Contrairement à une idée reçue, les yeux verts ne contiennent aucun pigment vert. En réalité, l’œil humain n’a aucune coloration verte. Cette couleur est plutôt le résultat d’une remarquable combinaison de biologie et de physique. L’iris contient de faibles quantités de mélanine, le pigment responsable des yeux foncés, ainsi qu’un pigment jaunâtre appelé lipochrome. Lorsque la lumière pénètre dans l’œil, elle se diffuse à travers l’iris et se mélange à ces pigments pour créer cette magnifique teinte verte qui semble varier selon l’éclairage. C’est un équilibre délicat que la nature ne produit que rarement.
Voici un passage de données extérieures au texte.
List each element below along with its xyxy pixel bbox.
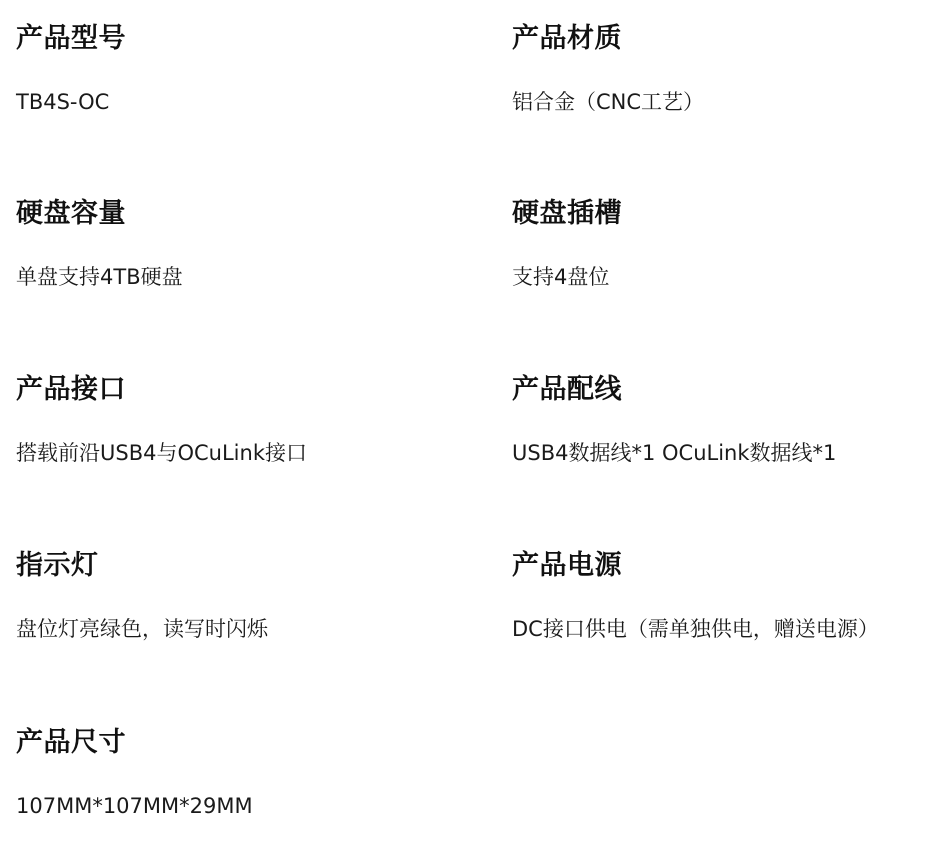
spec-label: 指示灯 bbox=[16, 550, 99, 582]
spec-value: 单盘支持4TB硬盘 bbox=[16, 264, 183, 290]
spec-label: 产品型号 bbox=[16, 23, 126, 55]
spec-value: TB4S-OC bbox=[16, 89, 109, 115]
spec-value: USB4数据线*1 OCuLink数据线*1 bbox=[512, 440, 836, 466]
spec-label: 产品尺寸 bbox=[16, 727, 126, 759]
spec-value: 铝合金（CNC工艺） bbox=[512, 89, 704, 115]
spec-label: 产品电源 bbox=[512, 550, 622, 582]
spec-label: 产品配线 bbox=[512, 374, 622, 406]
spec-value: 107MM*107MM*29MM bbox=[16, 793, 253, 819]
spec-label: 产品材质 bbox=[512, 23, 622, 55]
spec-value: 盘位灯亮绿色，读写时闪烁 bbox=[16, 616, 268, 642]
spec-value: 支持4盘位 bbox=[512, 264, 609, 290]
spec-interface: 产品接口 搭载前沿USB4与OCuLink接口 bbox=[16, 374, 126, 406]
spec-value: DC接口供电（需单独供电，赠送电源） bbox=[512, 616, 879, 642]
spec-indicator: 指示灯 盘位灯亮绿色，读写时闪烁 bbox=[16, 550, 99, 582]
spec-value: 搭载前沿USB4与OCuLink接口 bbox=[16, 440, 307, 466]
spec-material: 产品材质 铝合金（CNC工艺） bbox=[512, 23, 622, 55]
spec-label: 硬盘插槽 bbox=[512, 198, 622, 230]
spec-cables: 产品配线 USB4数据线*1 OCuLink数据线*1 bbox=[512, 374, 622, 406]
spec-dimensions: 产品尺寸 107MM*107MM*29MM bbox=[16, 727, 126, 759]
spec-power: 产品电源 DC接口供电（需单独供电，赠送电源） bbox=[512, 550, 622, 582]
spec-label: 硬盘容量 bbox=[16, 198, 126, 230]
spec-disk-slots: 硬盘插槽 支持4盘位 bbox=[512, 198, 622, 230]
spec-disk-capacity: 硬盘容量 单盘支持4TB硬盘 bbox=[16, 198, 126, 230]
spec-label: 产品接口 bbox=[16, 374, 126, 406]
spec-model: 产品型号 TB4S-OC bbox=[16, 23, 126, 55]
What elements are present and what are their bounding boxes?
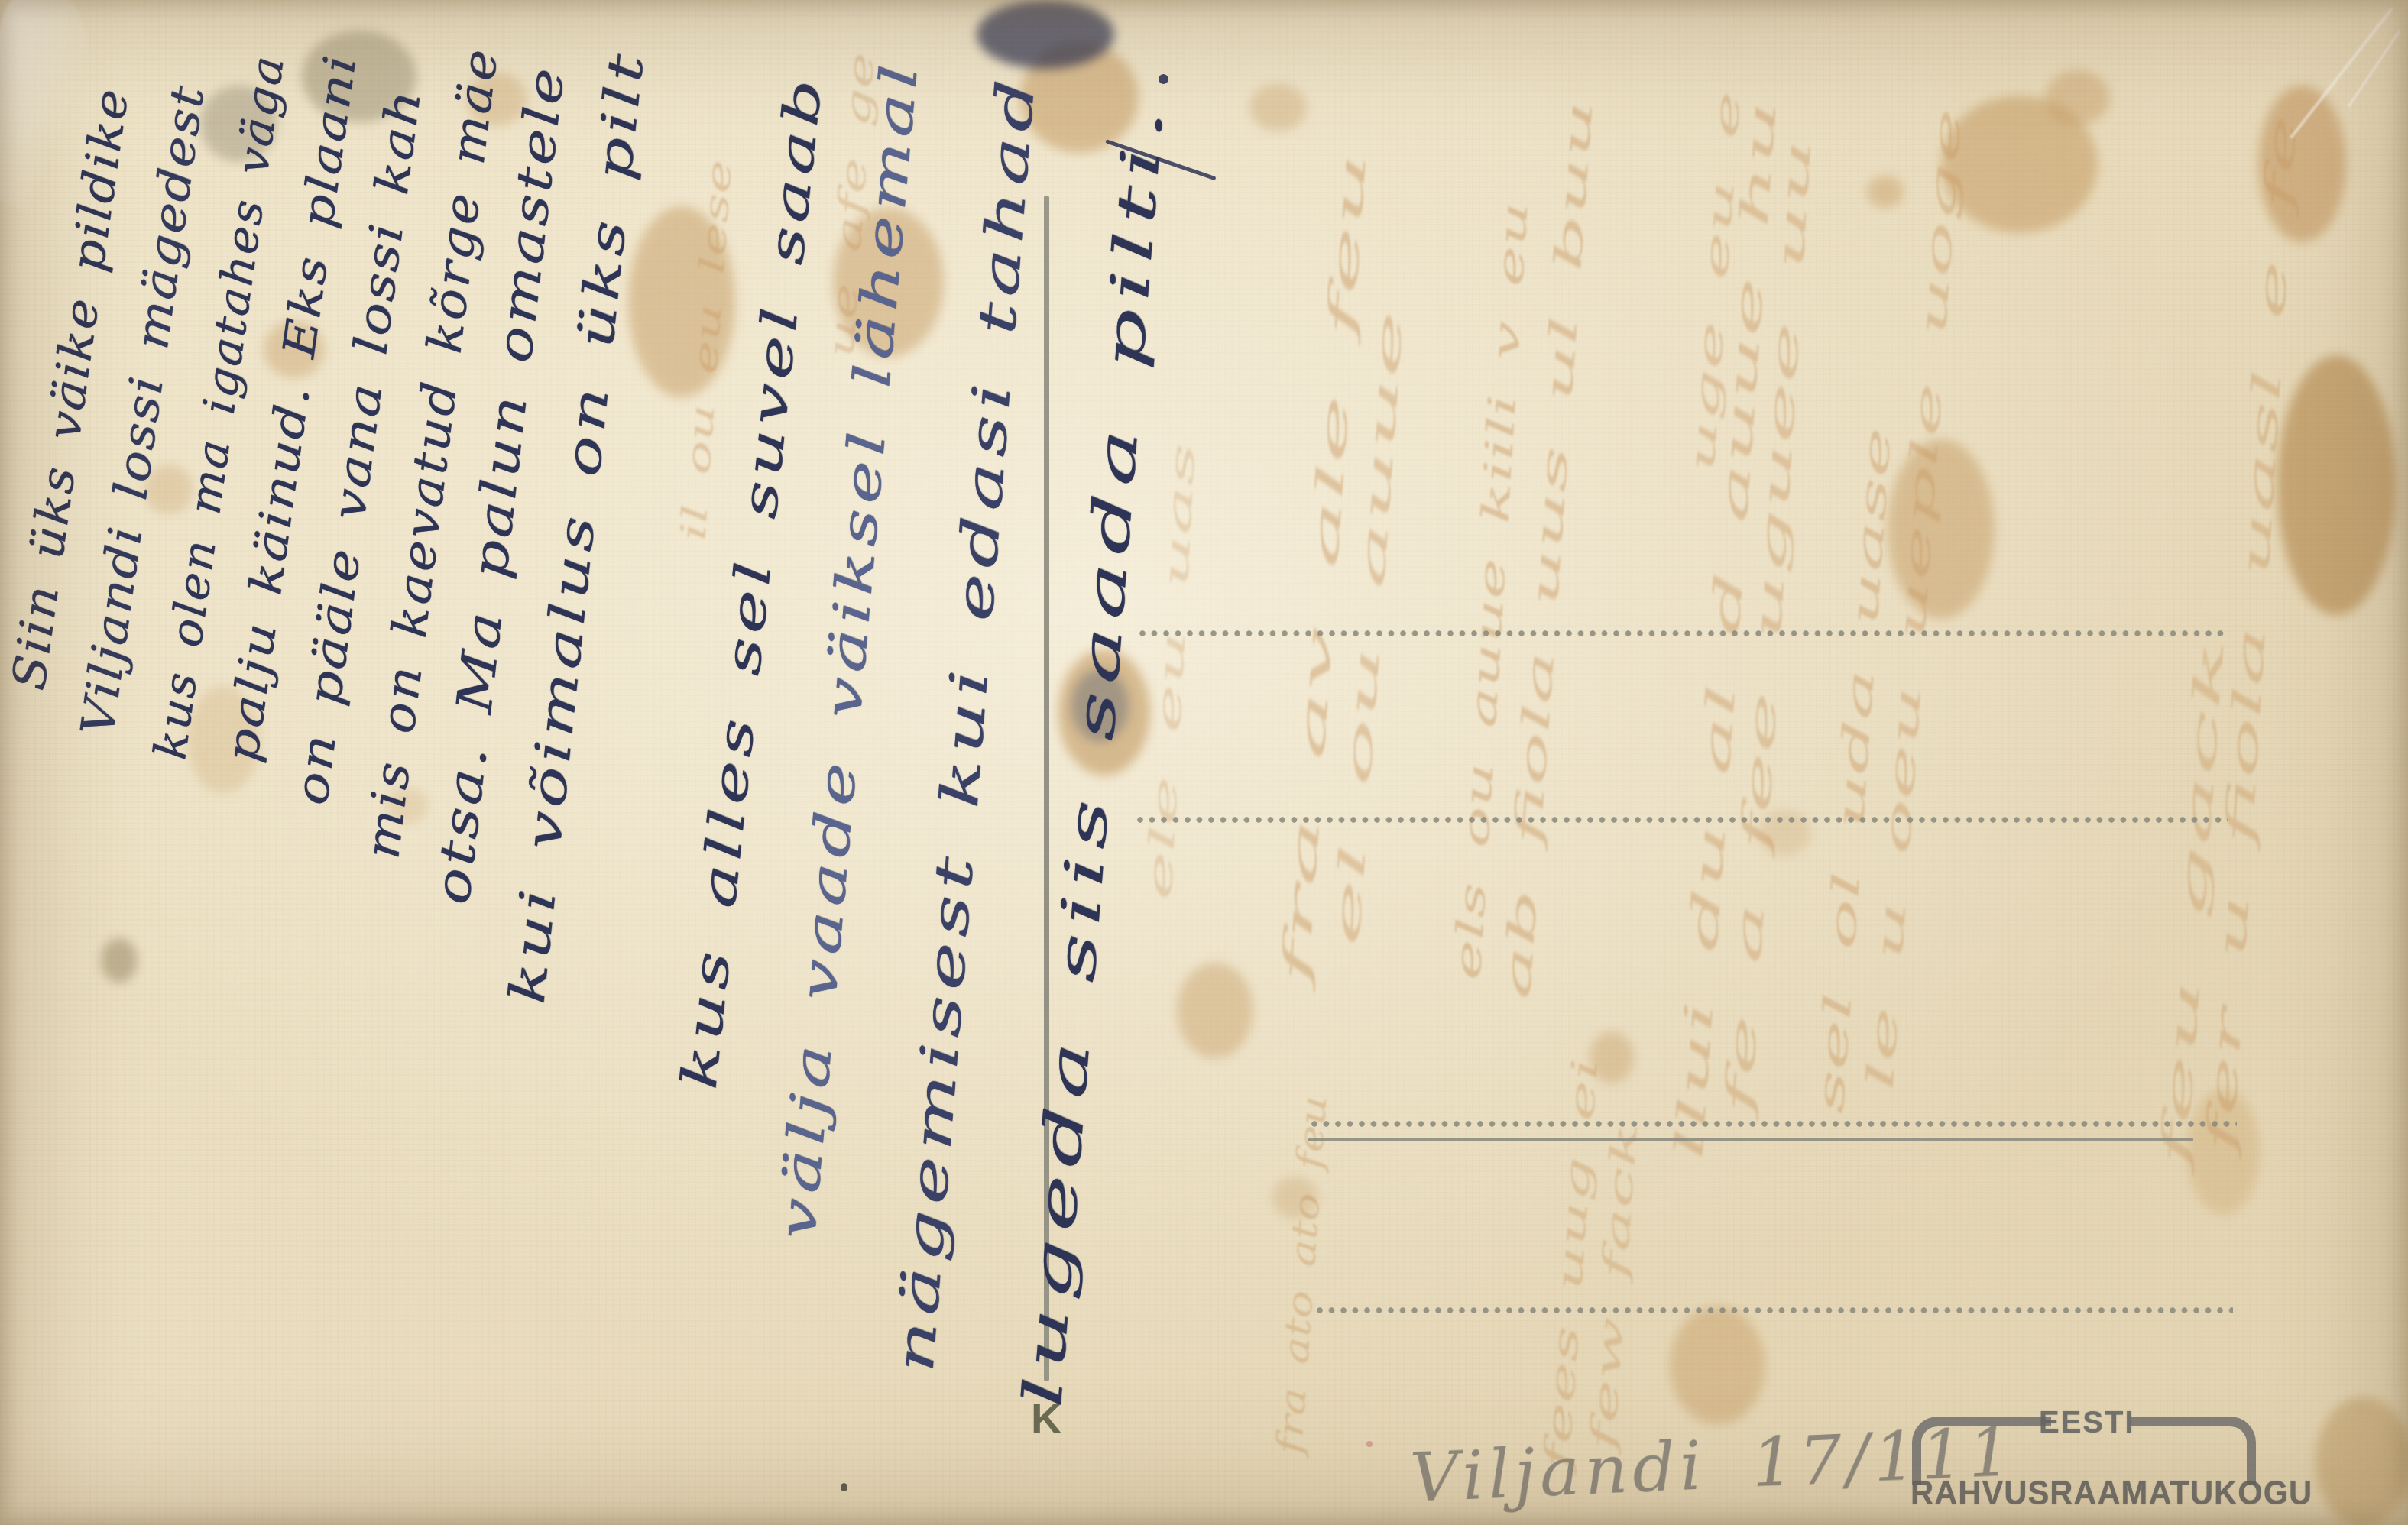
stamp-text-eesti: EESTI	[2039, 1406, 2134, 1440]
postcard-back-scan: il ou eu leseue afe geele eu uasfra av a…	[0, 0, 2408, 1525]
corner-crease-line	[2290, 8, 2393, 139]
red-speck	[1366, 1441, 1373, 1447]
ink-speck	[841, 1483, 847, 1491]
address-dotted-line-2	[1136, 816, 2228, 824]
ink-dot	[1159, 74, 1168, 84]
paper-stain	[1867, 176, 1904, 208]
stamp-text-rahvusraamatukogu: RAHVUSRAAMATUKOGU	[1911, 1475, 2312, 1513]
paper-stain	[2316, 1397, 2408, 1525]
paper-stain	[1249, 84, 1307, 131]
paper-stain	[1670, 1306, 1765, 1425]
address-dotted-line-3	[1311, 1120, 2237, 1128]
bleedthrough-handwriting-mark: fra ato ato feu	[1269, 1094, 1336, 1455]
address-solid-line	[1308, 1138, 2193, 1141]
address-dotted-line-1	[1139, 630, 2227, 637]
bleedthrough-handwriting-mark: ele eu uas	[1140, 442, 1204, 902]
corner-crease-line	[2348, 30, 2401, 107]
paper-stain	[2045, 70, 2110, 125]
address-dotted-line-4	[1316, 1306, 2233, 1314]
paper-stain	[1177, 963, 1253, 1058]
paper-stain	[977, 0, 1114, 69]
library-stamp: EESTI RAHVUSRAAMATUKOGU	[1911, 1404, 2256, 1523]
paper-stain	[101, 938, 138, 983]
paper-stain	[2277, 355, 2396, 615]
Les scientifiques ont découvert que la couleur des yeux verts est bien plus complexe génétiquement qu’on ne le pensait. Pendant des années, on a cru qu’un seul gène la déterminait, mais les recherches modernes ont révélé un réseau de gènes interagissant. Parmi les plus importants figurent les gènes **OCA2** et **HERC2**, qui contribuent à réguler la production de mélanine dans l’iris. Plutôt que de fonctionner comme un simple interrupteur, ces gènes interagissent avec plusieurs autres, produisant une incroyable variété de couleurs d’yeux, du brun foncé au bleu vif, en passant par le noisette et le vert, exceptionnellement rare.